Wartościowo sprzedaż elektroniki jest tylko minimalnie wyższa niż przed rokiem, co biorąc pod uwagę cyfrowe zwyżki cen, jest fatalnym wynikiem – wynika z najnowszych danych rynkowych GfK Polonia, obejmujących okres od października 2022 do kwietnia 2023 r.

Kiepsko jest także na rynku AGD, którego sprzedaż ogółem w tym okresie była niższa wartościowo aż o 7,6 proc., zatem ilościowo spadek będzie zdecydowanie dużo większy. Przy czym spadek trwa właściwie nieprzerwanie od sierpnia 2022 r., z lekkim, 1,8-proc. odbiciem w grudniu. W 2023 r. spadki są już dwucyfrowe, w styczniu wyniosły nawet ponad 14 proc.

– To efekt dużych zakupów sprzętu podczas pandemii, gospodarstwa domowe spełniły swoje cele zakupowe i to z nawiązką – mówi Wojciech Konecki, prezes APPLiA Polska, organizacji producentów AGD. – Spada także produkcja, co pokazuje, iż na innych rynkach europejskich sytuacja także jest trudna. Rynek jest rozregulowany i zupełnie nieprzewidywalny, trudno jest cokolwiek planować. Niestety, nie widać zbytniego optymizmu u producentów – dodaje Wojciech Konecki.

Grupa Amica w sprawozdaniu podała, że jej sprzedaż w Polsce w pierwszym kwartale tego roku skurczyła się aż o 25 proc. – W Polsce notujemy największe spadki, niestety, tracimy mocniej niż rynek. Pracujemy mocno nad ofertą, analizujemy sytuację, by poprawić w kolejnych kwartałach – mówi Michał Rakowski, członek zarządu Grupy Amica ds. finansowych i zasobów ludzkich.
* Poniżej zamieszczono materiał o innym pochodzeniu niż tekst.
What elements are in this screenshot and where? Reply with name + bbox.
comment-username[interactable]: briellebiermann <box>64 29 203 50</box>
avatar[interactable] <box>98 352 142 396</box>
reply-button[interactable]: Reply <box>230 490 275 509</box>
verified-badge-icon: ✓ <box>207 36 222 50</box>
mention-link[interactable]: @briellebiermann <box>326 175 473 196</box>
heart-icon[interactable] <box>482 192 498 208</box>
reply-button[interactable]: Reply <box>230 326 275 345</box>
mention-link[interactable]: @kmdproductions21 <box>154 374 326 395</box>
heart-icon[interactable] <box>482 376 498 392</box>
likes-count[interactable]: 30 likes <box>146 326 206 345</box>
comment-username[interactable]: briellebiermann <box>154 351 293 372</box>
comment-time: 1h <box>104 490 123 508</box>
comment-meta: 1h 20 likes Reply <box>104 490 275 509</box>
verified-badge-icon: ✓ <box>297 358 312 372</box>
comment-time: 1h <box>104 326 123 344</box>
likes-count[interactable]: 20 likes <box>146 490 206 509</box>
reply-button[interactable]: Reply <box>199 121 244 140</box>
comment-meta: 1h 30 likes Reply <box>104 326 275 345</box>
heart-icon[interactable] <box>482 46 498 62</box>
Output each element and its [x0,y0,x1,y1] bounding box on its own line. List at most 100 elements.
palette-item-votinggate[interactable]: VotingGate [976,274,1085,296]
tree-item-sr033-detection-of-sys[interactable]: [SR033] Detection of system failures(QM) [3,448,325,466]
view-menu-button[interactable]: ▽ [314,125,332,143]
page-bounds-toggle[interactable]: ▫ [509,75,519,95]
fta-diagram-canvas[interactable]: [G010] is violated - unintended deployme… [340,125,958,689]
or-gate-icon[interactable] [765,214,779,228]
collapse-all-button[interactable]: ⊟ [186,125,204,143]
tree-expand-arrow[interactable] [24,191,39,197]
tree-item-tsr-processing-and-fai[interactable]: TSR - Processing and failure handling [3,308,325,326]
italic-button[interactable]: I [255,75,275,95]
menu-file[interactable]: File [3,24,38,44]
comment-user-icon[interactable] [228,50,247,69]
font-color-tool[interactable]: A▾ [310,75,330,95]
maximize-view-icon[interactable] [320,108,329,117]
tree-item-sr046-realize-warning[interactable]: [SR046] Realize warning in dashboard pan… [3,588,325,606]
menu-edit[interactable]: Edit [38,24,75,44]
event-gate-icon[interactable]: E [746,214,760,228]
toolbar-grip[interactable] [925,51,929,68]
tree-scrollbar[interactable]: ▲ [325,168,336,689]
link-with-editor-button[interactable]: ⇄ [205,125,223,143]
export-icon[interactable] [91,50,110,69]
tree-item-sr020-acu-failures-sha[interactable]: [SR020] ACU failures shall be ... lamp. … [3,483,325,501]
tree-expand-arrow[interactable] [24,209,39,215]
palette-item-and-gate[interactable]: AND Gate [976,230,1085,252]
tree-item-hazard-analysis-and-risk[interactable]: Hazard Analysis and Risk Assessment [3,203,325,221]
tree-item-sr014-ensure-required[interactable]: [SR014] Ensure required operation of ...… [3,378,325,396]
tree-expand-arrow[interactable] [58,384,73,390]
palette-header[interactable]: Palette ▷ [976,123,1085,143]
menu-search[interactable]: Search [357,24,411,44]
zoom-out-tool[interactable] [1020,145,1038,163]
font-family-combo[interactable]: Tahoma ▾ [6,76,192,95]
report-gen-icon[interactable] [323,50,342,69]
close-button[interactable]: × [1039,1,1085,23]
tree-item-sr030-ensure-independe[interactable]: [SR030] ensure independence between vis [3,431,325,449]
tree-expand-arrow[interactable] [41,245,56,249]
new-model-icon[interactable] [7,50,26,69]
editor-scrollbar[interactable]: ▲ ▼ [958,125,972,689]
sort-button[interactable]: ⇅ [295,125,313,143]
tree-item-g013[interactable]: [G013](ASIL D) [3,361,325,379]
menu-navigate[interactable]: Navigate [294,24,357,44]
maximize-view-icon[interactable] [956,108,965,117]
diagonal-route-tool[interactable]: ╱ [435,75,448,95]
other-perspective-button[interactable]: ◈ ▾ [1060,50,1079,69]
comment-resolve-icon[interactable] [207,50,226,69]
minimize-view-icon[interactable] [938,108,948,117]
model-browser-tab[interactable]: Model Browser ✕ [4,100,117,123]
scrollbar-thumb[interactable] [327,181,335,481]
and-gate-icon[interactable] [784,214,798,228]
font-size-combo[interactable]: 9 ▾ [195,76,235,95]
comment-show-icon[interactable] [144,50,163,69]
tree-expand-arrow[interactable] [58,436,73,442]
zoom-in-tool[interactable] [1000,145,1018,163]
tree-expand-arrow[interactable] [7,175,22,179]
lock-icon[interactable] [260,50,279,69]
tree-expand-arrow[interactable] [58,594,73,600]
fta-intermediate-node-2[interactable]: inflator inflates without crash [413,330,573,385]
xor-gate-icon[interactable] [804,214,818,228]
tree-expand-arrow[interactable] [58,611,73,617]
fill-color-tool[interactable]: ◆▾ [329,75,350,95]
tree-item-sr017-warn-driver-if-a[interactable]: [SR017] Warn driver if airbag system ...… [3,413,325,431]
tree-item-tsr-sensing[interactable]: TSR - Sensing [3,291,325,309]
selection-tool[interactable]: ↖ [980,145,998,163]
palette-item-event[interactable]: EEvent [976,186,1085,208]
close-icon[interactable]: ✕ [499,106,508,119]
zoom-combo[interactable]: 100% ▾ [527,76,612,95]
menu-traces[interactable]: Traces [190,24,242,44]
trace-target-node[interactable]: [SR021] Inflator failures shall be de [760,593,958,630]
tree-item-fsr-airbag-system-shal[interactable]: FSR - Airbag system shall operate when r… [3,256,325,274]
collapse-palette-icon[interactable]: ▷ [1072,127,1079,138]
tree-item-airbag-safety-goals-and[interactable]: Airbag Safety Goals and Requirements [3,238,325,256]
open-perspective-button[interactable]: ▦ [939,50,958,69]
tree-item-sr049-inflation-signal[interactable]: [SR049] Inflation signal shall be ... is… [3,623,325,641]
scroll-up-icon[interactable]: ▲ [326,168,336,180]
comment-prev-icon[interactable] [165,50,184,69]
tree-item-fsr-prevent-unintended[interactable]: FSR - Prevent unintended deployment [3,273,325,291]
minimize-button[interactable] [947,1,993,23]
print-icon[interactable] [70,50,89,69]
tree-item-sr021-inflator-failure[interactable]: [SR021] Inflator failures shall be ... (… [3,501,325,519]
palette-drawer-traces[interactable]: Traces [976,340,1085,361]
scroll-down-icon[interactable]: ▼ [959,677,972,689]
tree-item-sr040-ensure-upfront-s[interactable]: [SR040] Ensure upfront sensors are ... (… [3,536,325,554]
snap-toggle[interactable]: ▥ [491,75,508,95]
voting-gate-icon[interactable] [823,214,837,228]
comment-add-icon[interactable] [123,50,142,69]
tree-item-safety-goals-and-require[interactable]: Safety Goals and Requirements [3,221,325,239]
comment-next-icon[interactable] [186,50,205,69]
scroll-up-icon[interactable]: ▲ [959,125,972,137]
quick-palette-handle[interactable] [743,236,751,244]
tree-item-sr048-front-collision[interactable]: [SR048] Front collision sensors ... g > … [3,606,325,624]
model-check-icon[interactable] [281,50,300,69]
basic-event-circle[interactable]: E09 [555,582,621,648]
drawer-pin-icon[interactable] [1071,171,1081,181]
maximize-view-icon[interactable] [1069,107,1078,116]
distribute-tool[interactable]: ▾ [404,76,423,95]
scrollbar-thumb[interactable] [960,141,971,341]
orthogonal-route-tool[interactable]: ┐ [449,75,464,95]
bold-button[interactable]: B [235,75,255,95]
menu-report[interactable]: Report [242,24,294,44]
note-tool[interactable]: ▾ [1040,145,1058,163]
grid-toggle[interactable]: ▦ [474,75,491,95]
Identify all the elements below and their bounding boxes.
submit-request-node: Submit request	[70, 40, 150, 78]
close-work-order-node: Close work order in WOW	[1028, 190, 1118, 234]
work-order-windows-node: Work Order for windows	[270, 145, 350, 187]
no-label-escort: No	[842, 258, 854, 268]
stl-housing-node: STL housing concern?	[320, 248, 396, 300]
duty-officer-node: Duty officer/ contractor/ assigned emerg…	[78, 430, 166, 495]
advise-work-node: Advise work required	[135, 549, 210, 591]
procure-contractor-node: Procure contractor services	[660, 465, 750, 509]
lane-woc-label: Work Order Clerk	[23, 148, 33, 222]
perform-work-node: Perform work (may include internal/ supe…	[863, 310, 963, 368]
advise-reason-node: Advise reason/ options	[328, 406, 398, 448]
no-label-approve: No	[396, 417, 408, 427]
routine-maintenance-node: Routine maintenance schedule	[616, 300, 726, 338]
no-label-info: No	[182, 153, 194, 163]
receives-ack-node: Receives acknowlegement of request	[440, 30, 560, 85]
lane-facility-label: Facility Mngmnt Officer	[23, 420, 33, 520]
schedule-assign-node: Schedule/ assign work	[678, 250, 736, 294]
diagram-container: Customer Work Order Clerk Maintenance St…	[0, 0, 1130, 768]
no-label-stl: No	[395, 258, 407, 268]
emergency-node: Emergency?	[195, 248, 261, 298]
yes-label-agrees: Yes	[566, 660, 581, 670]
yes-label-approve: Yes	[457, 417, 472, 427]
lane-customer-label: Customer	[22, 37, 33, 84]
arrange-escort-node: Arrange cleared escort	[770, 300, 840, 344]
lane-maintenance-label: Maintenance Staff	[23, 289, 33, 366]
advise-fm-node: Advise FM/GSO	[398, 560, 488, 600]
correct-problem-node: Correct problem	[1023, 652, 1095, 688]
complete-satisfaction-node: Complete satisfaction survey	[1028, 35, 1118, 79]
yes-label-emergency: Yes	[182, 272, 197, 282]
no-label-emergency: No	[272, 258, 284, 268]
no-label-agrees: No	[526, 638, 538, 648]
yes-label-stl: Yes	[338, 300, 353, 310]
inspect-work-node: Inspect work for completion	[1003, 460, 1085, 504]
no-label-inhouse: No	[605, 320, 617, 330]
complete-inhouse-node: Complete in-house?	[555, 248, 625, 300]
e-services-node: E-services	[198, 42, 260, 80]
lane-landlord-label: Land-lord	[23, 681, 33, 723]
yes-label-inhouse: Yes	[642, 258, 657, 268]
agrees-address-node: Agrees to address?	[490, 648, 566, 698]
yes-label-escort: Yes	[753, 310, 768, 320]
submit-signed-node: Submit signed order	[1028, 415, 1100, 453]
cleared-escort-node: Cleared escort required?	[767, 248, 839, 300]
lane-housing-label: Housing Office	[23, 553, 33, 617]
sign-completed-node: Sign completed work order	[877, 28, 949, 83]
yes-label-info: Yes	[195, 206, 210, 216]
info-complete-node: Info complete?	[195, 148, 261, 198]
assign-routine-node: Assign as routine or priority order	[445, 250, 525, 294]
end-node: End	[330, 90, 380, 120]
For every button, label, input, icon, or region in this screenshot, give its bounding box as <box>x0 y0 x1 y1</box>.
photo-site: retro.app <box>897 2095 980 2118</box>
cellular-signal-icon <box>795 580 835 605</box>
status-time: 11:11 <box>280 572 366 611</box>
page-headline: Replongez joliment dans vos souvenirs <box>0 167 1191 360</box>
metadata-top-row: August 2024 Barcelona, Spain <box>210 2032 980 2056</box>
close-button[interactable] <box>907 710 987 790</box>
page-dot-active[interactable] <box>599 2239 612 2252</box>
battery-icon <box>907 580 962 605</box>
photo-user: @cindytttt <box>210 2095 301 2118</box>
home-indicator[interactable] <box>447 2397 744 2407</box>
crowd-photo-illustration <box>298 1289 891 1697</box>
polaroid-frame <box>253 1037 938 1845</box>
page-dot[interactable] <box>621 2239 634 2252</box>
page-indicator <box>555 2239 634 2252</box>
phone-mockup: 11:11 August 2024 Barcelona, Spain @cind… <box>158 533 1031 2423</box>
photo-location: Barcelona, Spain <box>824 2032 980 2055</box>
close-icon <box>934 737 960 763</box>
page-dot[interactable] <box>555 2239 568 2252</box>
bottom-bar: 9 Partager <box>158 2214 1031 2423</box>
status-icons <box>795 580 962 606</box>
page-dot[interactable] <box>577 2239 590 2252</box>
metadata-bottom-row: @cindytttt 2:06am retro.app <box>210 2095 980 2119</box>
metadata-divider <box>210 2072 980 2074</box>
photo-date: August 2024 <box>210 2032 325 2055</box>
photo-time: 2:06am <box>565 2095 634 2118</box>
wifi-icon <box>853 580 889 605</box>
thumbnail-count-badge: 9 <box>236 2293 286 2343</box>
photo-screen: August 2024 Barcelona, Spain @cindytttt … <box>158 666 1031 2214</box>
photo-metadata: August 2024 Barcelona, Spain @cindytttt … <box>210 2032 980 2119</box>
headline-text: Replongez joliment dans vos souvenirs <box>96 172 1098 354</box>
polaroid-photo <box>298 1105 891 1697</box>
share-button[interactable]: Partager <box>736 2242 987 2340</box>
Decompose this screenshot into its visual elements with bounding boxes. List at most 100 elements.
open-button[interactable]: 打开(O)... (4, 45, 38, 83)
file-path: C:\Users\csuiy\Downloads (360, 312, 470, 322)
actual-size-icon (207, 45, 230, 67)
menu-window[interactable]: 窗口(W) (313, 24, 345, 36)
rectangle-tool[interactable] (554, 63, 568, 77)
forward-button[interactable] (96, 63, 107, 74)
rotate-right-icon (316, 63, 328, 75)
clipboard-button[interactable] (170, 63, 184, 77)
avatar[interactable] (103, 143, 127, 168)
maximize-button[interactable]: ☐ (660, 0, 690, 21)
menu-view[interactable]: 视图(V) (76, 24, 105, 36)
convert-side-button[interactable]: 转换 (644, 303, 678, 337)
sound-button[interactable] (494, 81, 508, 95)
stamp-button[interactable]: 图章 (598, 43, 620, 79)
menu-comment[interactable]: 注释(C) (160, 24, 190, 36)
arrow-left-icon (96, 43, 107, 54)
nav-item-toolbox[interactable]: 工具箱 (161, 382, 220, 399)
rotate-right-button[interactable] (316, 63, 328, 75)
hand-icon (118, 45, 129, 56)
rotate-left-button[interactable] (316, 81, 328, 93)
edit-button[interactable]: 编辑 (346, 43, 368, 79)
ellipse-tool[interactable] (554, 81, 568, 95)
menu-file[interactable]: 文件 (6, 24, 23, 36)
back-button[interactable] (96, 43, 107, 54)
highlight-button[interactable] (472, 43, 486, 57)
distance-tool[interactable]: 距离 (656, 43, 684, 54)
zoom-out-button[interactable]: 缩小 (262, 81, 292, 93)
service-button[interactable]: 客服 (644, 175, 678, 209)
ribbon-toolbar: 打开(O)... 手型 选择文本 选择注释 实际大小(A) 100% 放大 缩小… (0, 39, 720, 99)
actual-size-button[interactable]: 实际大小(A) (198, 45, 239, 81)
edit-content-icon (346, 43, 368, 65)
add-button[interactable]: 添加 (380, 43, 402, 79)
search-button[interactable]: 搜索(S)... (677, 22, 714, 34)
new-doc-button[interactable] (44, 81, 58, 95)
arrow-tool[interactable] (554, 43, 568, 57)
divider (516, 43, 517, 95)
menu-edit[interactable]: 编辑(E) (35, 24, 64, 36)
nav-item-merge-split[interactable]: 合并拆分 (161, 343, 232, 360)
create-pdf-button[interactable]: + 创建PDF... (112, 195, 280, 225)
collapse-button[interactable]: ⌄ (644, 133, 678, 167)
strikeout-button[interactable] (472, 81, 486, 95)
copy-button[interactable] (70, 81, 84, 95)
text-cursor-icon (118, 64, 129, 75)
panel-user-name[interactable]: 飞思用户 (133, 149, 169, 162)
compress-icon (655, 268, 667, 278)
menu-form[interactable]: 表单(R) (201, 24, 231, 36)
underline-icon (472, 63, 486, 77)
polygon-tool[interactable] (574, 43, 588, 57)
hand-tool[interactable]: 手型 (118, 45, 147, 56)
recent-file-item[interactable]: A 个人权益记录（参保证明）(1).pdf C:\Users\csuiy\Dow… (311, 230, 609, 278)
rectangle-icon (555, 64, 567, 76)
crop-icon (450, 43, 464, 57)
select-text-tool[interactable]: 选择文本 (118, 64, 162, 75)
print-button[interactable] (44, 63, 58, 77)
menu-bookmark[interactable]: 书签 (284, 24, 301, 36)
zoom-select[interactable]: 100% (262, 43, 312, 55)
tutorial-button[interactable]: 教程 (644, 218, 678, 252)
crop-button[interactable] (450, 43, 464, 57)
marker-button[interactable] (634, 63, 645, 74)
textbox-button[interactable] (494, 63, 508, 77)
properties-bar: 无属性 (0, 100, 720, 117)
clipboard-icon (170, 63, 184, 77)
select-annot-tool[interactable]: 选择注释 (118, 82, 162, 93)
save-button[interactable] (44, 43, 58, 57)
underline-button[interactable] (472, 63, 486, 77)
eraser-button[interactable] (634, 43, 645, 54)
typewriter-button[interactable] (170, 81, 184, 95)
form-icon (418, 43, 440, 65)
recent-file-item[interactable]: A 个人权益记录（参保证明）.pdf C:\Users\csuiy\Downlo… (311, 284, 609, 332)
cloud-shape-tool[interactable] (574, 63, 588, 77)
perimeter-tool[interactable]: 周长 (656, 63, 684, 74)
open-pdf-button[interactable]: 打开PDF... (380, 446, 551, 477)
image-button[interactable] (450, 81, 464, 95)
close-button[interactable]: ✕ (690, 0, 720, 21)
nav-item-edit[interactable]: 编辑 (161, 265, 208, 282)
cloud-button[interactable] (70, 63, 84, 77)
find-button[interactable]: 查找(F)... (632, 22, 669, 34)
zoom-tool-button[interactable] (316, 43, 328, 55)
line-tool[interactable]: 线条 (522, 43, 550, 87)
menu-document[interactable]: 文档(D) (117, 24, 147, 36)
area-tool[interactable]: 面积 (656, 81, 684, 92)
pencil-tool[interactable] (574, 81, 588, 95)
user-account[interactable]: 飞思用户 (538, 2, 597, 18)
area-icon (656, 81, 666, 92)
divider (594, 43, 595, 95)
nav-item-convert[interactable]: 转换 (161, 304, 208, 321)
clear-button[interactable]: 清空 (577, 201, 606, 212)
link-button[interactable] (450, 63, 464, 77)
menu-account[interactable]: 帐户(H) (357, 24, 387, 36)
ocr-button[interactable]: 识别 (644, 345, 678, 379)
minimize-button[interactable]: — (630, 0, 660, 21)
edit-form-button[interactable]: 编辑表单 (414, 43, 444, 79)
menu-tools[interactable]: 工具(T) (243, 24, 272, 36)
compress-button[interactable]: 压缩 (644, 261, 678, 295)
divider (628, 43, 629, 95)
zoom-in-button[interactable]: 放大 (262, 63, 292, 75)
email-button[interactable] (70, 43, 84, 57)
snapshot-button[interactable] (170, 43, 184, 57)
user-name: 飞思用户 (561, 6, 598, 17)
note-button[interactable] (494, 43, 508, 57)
– Aby rynek odżył i zmieniła się sytuacja popytowa, znacząco musi się zmienić sytuacja gospodarcza. O ile w drugim kwartale na rynkach, takich jak Francja, Niemcy czy Wielka Brytania, widzimy już poprawę sytuacji w maju, w Polsce spadki są nadal na poziomie z pierwszego kwartału – dodaje Michał Rakowski.

– Sytuacja na rynku dóbr trwałych jasno pokazuje, jak gospodarstwa domowe oceniają swoją sytuację ekonomiczną. Ma to również związek z inflacją, ale nie ma wprost przełożenia. Jej wysokość na pewno zniechęca do kupowania w systemie ratalnym, co w przypadku różnych dóbr trwałych ma jednak spore znaczenie – mówi prof. Witold Orłowski, główny ekonomista PwC. – Ogólnie sytuacja w zakupach dóbr trwałych zmieni się dopiero, gdy zaczną rosnąć realne dochody gospodarstw domowych. A to wprost powiązania z wysokością inflacji już nie ma. Sytuacja gospodarcza zmienia się, natomiast kiedy to znajdzie przełożenie na wysokość wydatków, trudno jednoznacznie ocenić – dodaje.